This loaf is just bursting with chocolate flavor due to the use of both cocoa powder and chocolate chips in the mix; plus, more chocolate bedecks the top — and we find absolutely nothing wrong with that! The cake is not heavy, but has a dense crumb and an even texture due to the inclusion of ground almonds in the batter. It slices beautifully (admittedly, ours were thick slices!) and is best served within two or three days of baking.

Double Chocolate Loaf Cake

12 tbs. softened butter
6 oz. golden caster sugar (scant 1 cup)
3 eggs
5 oz. self-rising flour (1 cup plus 1 tbs.)
3 oz. ground almonds (¾ cup)
½ tsp. baking powder
3 fl. oz. milk
4 tbs. cocoa powder
3½ oz. bittersweet chocolate chips (½ cup)
few chunks bittersweet and/or milk chocolate and white chocolate, for decoration

Heat the oven to 350°F and grease a 10 x 5-inch loaf tin*.

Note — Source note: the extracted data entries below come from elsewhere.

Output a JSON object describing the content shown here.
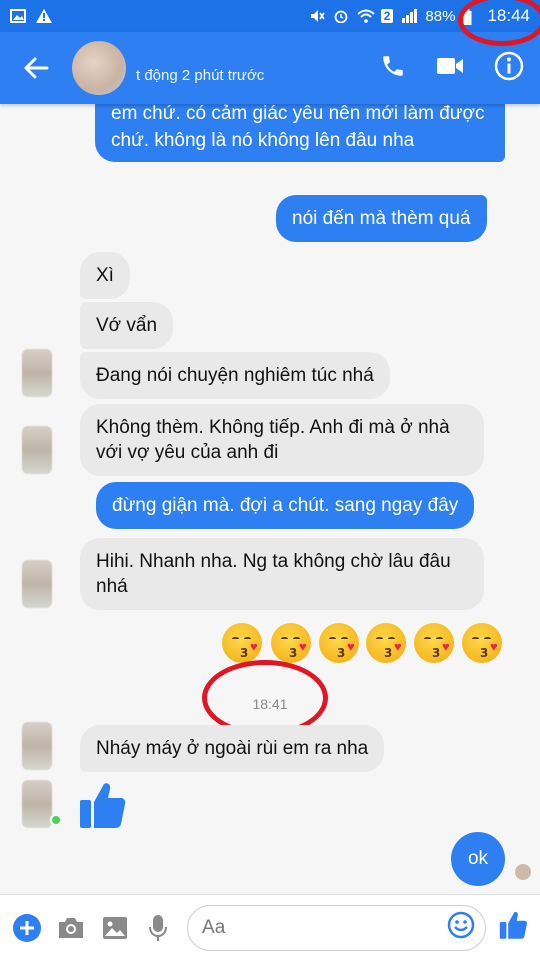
{
  "status_bar": {
    "battery": "88%",
    "time": "18:44",
    "sim_badge": "2"
  },
  "header": {
    "status": "t động 2 phút trước"
  },
  "messages": [
    {
      "dir": "out",
      "text": "em chứ. có cảm giác yêu nên mới làm được chứ. không là nó không lên đâu nha"
    },
    {
      "dir": "out",
      "text": "nói đến mà thèm quá"
    },
    {
      "dir": "in",
      "text": "Xì"
    },
    {
      "dir": "in",
      "text": "Vớ vẩn"
    },
    {
      "dir": "in",
      "text": "Đang nói chuyện nghiêm túc nhá"
    },
    {
      "dir": "in",
      "text": "Không thèm. Không tiếp. Anh đi mà ở nhà với vợ yêu của anh đi"
    },
    {
      "dir": "out",
      "text": "đừng giận mà. đợi a chút. sang ngay đây"
    },
    {
      "dir": "in",
      "text": "Hihi. Nhanh nha. Ng ta không chờ lâu đâu nhá"
    },
    {
      "dir": "in",
      "text": "Nháy máy ở ngoài rùi em ra nha"
    },
    {
      "dir": "out",
      "text": "ok"
    }
  ],
  "emoji_row": {
    "count": 6,
    "icon": "kissing-heart-emoji"
  },
  "timestamp": "18:41",
  "composer": {
    "placeholder": "Aa"
  },
  "colors": {
    "brand": "#2d7ff2",
    "status_bar": "#1d72e8",
    "highlight_ring": "#e01623"
  }
}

To make the cake batter, beat the butter and sugar until light and fluffy. Beat in the eggs, flour, almonds, baking powder, milk, and cocoa until smooth. Stir in the chocolate chips, then spread evenly in the tin. Bake for 50-55 minutes, or until risen and a skewer poked in the center comes out clean.

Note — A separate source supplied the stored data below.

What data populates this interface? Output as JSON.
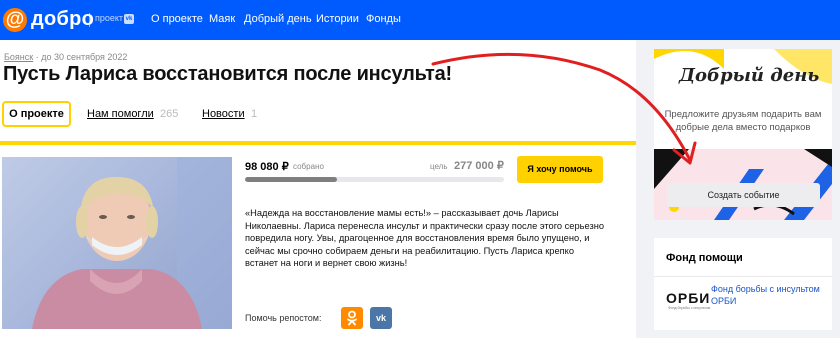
{
  "header": {
    "logo_symbol": "@",
    "logo_text": "добро",
    "project_label": "проект",
    "vk_badge": "vk",
    "nav": [
      "О проекте",
      "Маяк",
      "Добрый день",
      "Истории",
      "Фонды"
    ]
  },
  "breadcrumb": {
    "city": "Боянск",
    "date": " · до 30 сентября 2022"
  },
  "page_title": "Пусть Лариса восстановится после инсульта!",
  "tabs": [
    {
      "label": "О проекте",
      "active": true
    },
    {
      "label": "Нам помогли",
      "count": "265"
    },
    {
      "label": "Новости",
      "count": "1"
    }
  ],
  "fundraising": {
    "raised": "98 080 ₽",
    "raised_label": "собрано",
    "goal_label": "цель",
    "goal": "277 000 ₽",
    "progress_fraction": 0.354,
    "cta": "Я хочу помочь"
  },
  "description": "«Надежда на восстановление мамы есть!» – рассказывает дочь Ларисы Николаевны. Лариса перенесла инсульт и практически сразу после этого серьезно повредила ногу. Увы, драгоценное для восстановления время было упущено, и сейчас мы срочно собираем деньги на реабилитацию. Пусть Лариса крепко встанет на ноги и вернет свою жизнь!",
  "share": {
    "label": "Помочь репостом:",
    "vk_label": "vk"
  },
  "promo": {
    "title": "Добрый день",
    "text": "Предложите друзьям подарить вам добрые дела вместо подарков",
    "button": "Создать событие"
  },
  "fund": {
    "title": "Фонд помощи",
    "logo": "ОРБИ",
    "logo_sub": "Фонд борьбы с инсультом",
    "name": "Фонд борьбы с инсультом ОРБИ"
  },
  "colors": {
    "brand_blue": "#005bff",
    "accent_yellow": "#ffd100",
    "logo_orange": "#ff7a00",
    "annotation_red": "#e02020"
  }
}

Cool in the tin for 10 minutes, then turn out onto a wire rack to cool completely. Melt the additional dark and/or milk chocolate over pan of barely simmering water or in the microwave. Drizzle over the cake. Chop the white chocolate and scatter over the dark chocolate on top. Leave to set before slicing.

* The recipe calls for a 2 lb. loaf tin (the dimensions of which is 9.8 x 4.7 inches), which is hard to find in the U.S.